Thanks for the book, I have read your book and liked it very much and will try to adopt many of yours ideas into my practice.

There is one method one may find in other books with this topic, this is to find a strong player that suit your style and copy his reportuare. Since you don't mention this could you tell us what you think of this method. I'm not talking of copying players like Morozewitch and his like, even though all have to like his style, but players like Anand, Sutovsky, Kramnik, Karpov etc. Eg. players with a helthy reportuare even for lower rated players. With this said, I personaly follow your advice to use reportuare books for this. Still you can find your follower like Khalifman's White/Black according too ... Currently I use Khalifman's 'White according to Kramnik' (5 books) for my White reportuare and 'Chess Opening for Black, Explained' by Alburt/Dzindzichashvili/Perelshteyn for my Black reportuare. I don't try to memorize variations but use them to look up the theorie after the game to extend one move at the time. For the Black reportuare I also have some of Dzindzichashvili's DVD to make it entertaining to learn ideas.

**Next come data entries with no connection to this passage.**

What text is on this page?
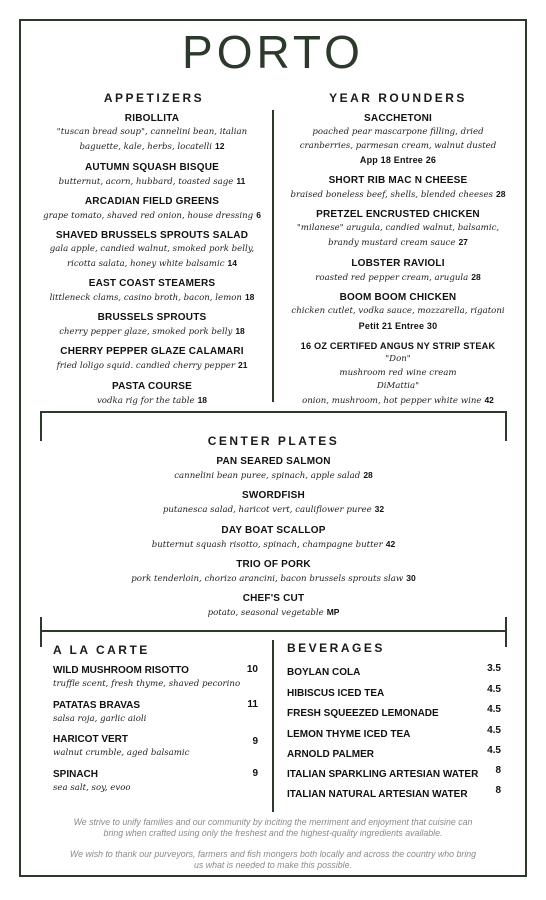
PORTO
APPETIZERS	YEAR ROUNDERS
RIBOLLITA
"tuscan bread soup", cannelini bean, italian
baguette, kale, herbs, locatelli 12
AUTUMN SQUASH BISQUE
butternut, acorn, hubbard, toasted sage 11
ARCADIAN FIELD GREENS
grape tomato, shaved red onion, house dressing 6
SHAVED BRUSSELS SPROUTS SALAD
gala apple, candied walnut, smoked pork belly,
ricotta salata, honey white balsamic 14
EAST COAST STEAMERS
littleneck clams, casino broth, bacon, lemon 18
BRUSSELS SPROUTS
cherry pepper glaze, smoked pork belly 18
CHERRY PEPPER GLAZE CALAMARI
fried loligo squid. candied cherry pepper 21
PASTA COURSE
vodka rig for the table 18
SACCHETONI
poached pear mascarpone filling, dried
cranberries, parmesan cream, walnut dusted
App 18 Entree 26
SHORT RIB MAC N CHEESE
braised boneless beef, shells, blended cheeses 28
PRETZEL ENCRUSTED CHICKEN
"milanese" arugula, candied walnut, balsamic,
brandy mustard cream sauce 27
LOBSTER RAVIOLI
roasted red pepper cream, arugula 28
BOOM BOOM CHICKEN
chicken cutlet, vodka sauce, mozzarella, rigatoni
Petit 21 Entree 30
16 OZ CERTIFED ANGUS NY STRIP STEAK
"Don"
mushroom red wine cream
DiMattia"
onion, mushroom, hot pepper white wine 42
CENTER PLATES
PAN SEARED SALMON
cannelini bean puree, spinach, apple salad 28
SWORDFISH
putanesca salad, haricot vert, cauliflower puree 32
DAY BOAT SCALLOP
butternut squash risotto, spinach, champagne butter 42
TRIO OF PORK
pork tenderloin, chorizo arancini, bacon brussels sprouts slaw 30
CHEF'S CUT
potato, seasonal vegetable MP
A LA CARTE
WILD MUSHROOM RISOTTO
truffle scent, fresh thyme, shaved pecorino
10
PATATAS BRAVAS
salsa roja, garlic aioli
11
HARICOT VERT
walnut crumble, aged balsamic
9
SPINACH
sea salt, soy, evoo
9
BEVERAGES
BOYLAN COLA	3.5
HIBISCUS ICED TEA	4.5
FRESH SQUEEZED LEMONADE	4.5
LEMON THYME ICED TEA	4.5
ARNOLD PALMER	4.5
ITALIAN SPARKLING ARTESIAN WATER 8
ITALIAN NATURAL ARTESIAN WATER	8
We strive to unify families and our community by inciting the merriment and enjoyment that cuisine can
bring when crafted using only the freshest and the highest-quality ingredients available.
We wish to thank our purveyors, farmers and fish mongers both locally and across the country who bring
us what is needed to make this possible.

In the chapter 'Practice with the real thing' I see you hinting to use books for help when playing against computers and on the Internet. I have to say that if I learned that my opponent on the Internet did use any kind of outside help, books, notes, computer, other player, etc. I would be very annoyed and most certainly put him on my 'noplay list'. For myself I do belive this is a 'bad' method to learn openings too and would not use it against a computer neither. Thinking back for what you remember of openinganalyses, what is nailed into you memory is the lines you played in a real game and did some analyses of afterwards. I see that you too think it is best to not use books but should wish you removed the sentence with hinting to use books on Internet play.

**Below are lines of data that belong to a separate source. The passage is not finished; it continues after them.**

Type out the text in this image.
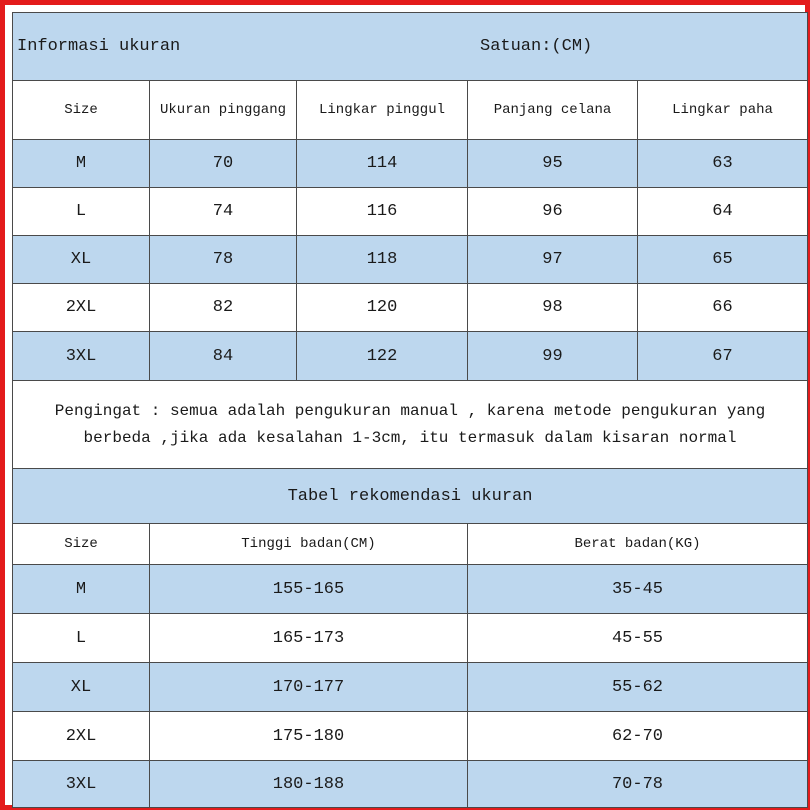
Informasi ukuran	Satuan:(CM)
Size	Ukuran pinggang	Lingkar pinggul	Panjang celana	Lingkar paha
M	70	114	95	63
L	74	116	96	64
XL	78	118	97	65
2XL	82	120	98	66
3XL	84	122	99	67
Pengingat : semua adalah pengukuran manual , karena metode pengukuran yang berbeda ,jika ada kesalahan 1-3cm, itu termasuk dalam kisaran normal
Tabel rekomendasi ukuran
Size	Tinggi badan(CM)	Berat badan(KG)
M	155-165	35-45
L	165-173	45-55
XL	170-177	55-62
2XL	175-180	62-70
3XL	180-188	70-78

Maybe I missed a chapter on how to prepare for a tournament. What I do is to collect as many games I find by my expected opponents and check these game against my reportuare to fresh it up in those variations. On a lower level it could be har to find many games but a lot are put up on the internet from lower rated tournaments too. I keep my database of those games online on the Intenet (http://norbase.sjakk.biz/) so any player with the same playing area as me (Norway) can take advantage of it. Then I try to create an 'openingbook' for a playingprogram with these games as input, and practice against it. In addition I use a selfmade program(*) to practice/memorize openings where I keep my hole reportuare and add moves I could expect to be playing in the tournament to a copy of my reportuare. Any thought on when this work should be done (for an amateur), I have read somewhere that it should be made 1-2 weeks before a tournament (the last week is for tactics).

Odd Gunnar Malin

(*)
If anyone want to checkout the program, I have put it up at http://polarchess.sjakk.biz/. It is a playingprogram that extend in dirction of learning and is still in 'beta'. Basicly the opening memoriazion feature works much like Bookup where you mark your reportuare moves and the machine answer with a random move from the book.